Choctaw artist holds flute-making workshop at the Museum of the Red River

native American Flute

Idabel, OK (March 7, 2019)—Presley Byington will lead a flute-making workshop on March 23, from 10 am to 3:00 pm. Byington is an accomplished Choctaw dancer, flutist, and flute maker. The class will break at noon for a potluck lunch and resume at 1:00 pm. The workshop is capped at 10 people and cost $45. Interested individuals register online or by calling (580) 286 – 3616.

Humans used flutes as early as 40,000 years ago—if not sooner. Archaeologists are unsure when they were first used in North America. It’s possible they were introduced by external groups.

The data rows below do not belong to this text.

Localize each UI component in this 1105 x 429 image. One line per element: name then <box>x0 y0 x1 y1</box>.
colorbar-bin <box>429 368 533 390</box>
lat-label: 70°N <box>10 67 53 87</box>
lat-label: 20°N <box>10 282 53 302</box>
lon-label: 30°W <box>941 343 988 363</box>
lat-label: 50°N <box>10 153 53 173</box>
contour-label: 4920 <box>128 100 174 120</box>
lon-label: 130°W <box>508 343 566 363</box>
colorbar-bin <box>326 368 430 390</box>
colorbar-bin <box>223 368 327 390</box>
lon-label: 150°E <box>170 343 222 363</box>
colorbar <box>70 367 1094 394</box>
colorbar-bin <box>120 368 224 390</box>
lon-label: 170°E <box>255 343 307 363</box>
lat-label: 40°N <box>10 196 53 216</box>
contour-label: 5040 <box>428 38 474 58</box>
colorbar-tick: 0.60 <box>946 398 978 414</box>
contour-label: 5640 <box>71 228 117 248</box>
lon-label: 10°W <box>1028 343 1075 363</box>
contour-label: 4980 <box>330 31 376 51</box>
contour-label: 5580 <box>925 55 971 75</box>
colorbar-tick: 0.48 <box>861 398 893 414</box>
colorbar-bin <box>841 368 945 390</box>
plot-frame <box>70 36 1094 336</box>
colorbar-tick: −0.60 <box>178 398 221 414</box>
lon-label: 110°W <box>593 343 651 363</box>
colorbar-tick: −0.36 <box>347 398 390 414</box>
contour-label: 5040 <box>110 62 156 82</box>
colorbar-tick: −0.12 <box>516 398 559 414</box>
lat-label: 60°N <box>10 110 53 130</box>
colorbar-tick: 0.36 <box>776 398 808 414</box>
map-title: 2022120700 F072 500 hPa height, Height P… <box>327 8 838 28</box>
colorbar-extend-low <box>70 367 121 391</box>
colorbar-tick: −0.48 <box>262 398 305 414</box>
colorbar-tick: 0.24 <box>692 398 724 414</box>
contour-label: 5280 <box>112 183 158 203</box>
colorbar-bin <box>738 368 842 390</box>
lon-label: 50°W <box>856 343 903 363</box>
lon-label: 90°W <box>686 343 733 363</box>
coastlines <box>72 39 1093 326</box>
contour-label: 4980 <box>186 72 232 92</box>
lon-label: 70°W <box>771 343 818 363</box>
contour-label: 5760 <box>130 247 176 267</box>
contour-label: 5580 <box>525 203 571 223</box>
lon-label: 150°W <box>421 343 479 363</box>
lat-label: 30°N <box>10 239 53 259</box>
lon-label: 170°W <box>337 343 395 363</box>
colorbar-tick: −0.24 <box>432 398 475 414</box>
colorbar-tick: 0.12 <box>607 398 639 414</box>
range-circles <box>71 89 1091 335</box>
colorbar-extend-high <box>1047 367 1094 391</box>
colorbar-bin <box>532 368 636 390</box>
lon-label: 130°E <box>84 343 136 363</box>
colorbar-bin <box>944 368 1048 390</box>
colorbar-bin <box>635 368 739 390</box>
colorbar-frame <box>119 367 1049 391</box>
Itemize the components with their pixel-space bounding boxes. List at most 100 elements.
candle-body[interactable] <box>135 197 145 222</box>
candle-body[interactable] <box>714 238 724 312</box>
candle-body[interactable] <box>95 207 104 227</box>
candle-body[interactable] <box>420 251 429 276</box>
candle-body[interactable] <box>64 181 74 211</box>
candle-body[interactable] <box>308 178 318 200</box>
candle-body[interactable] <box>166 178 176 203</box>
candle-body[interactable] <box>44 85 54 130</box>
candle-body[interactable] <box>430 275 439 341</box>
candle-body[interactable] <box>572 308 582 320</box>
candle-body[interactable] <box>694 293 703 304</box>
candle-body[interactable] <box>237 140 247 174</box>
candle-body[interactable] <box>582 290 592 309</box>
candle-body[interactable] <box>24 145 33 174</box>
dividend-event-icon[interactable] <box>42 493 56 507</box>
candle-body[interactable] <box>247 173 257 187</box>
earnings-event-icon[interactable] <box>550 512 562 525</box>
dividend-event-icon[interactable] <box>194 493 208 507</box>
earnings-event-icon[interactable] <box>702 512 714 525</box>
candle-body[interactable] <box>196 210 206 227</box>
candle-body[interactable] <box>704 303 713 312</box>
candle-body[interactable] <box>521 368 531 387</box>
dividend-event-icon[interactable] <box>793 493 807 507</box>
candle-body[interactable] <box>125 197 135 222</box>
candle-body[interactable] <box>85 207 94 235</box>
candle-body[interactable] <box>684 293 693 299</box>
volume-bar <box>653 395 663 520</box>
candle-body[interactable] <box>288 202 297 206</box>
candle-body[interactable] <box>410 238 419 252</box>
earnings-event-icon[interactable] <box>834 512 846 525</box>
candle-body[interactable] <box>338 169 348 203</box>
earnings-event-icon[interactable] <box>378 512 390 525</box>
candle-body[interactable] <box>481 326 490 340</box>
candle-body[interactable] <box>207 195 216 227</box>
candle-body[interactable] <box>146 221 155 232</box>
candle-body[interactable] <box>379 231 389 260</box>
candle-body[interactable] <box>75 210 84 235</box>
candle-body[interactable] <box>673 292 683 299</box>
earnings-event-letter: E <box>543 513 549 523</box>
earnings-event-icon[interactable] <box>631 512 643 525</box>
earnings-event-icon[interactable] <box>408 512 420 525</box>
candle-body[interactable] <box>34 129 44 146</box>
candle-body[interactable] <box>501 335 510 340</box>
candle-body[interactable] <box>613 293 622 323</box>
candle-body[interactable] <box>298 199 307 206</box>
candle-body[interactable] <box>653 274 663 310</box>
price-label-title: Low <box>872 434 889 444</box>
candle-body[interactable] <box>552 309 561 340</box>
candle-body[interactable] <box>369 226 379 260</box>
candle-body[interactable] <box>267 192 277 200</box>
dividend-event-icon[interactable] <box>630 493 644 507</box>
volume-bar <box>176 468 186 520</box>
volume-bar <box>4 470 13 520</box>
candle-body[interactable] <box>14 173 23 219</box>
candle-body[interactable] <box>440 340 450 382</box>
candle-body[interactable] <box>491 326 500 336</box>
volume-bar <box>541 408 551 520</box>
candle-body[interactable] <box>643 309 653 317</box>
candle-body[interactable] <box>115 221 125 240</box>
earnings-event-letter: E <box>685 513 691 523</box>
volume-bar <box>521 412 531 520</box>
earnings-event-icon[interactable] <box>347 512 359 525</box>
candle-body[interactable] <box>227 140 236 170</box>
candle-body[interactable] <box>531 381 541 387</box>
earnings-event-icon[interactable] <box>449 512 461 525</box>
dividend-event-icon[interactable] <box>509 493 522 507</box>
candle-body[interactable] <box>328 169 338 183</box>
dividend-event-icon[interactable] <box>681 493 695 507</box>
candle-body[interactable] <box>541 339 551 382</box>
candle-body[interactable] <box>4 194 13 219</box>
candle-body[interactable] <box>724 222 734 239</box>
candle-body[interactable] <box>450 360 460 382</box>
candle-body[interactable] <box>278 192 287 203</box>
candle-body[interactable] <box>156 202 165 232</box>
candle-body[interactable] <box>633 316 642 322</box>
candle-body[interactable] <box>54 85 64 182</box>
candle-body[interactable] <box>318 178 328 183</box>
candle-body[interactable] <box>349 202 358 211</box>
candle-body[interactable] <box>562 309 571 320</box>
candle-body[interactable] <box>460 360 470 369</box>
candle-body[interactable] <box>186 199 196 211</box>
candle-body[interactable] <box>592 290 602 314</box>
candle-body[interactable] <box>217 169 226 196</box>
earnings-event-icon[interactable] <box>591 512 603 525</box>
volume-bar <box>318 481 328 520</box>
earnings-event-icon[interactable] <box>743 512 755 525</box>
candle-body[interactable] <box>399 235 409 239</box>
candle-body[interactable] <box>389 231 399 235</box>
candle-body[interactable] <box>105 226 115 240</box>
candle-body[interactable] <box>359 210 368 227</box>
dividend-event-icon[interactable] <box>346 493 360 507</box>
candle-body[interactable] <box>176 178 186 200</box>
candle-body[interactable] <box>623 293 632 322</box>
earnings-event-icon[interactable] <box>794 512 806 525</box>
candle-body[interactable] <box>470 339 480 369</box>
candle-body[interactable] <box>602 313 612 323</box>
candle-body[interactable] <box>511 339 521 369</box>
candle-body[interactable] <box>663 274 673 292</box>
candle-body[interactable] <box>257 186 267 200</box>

However, it’s also possible that they were developed independently of any external influence. For example, several legends reference birds who drilled holes into branches. When the wind blew along the holes, people heard music and eventually, created flutes.

Flutes played an important role in traditional native American culture. Native American chiefs used them to welcome or entertain guests. Flutes were also used during sporting and courting events, on the battlefield, and by medicine men. The late 1960s saw an increased interest in native American music. This gave rise to several prominent flutists, including Doc Tate Nevaquaya, R. Carlos Nakai, and Mary Youngblood. The latter is the first native American women to win two Grammy Awards.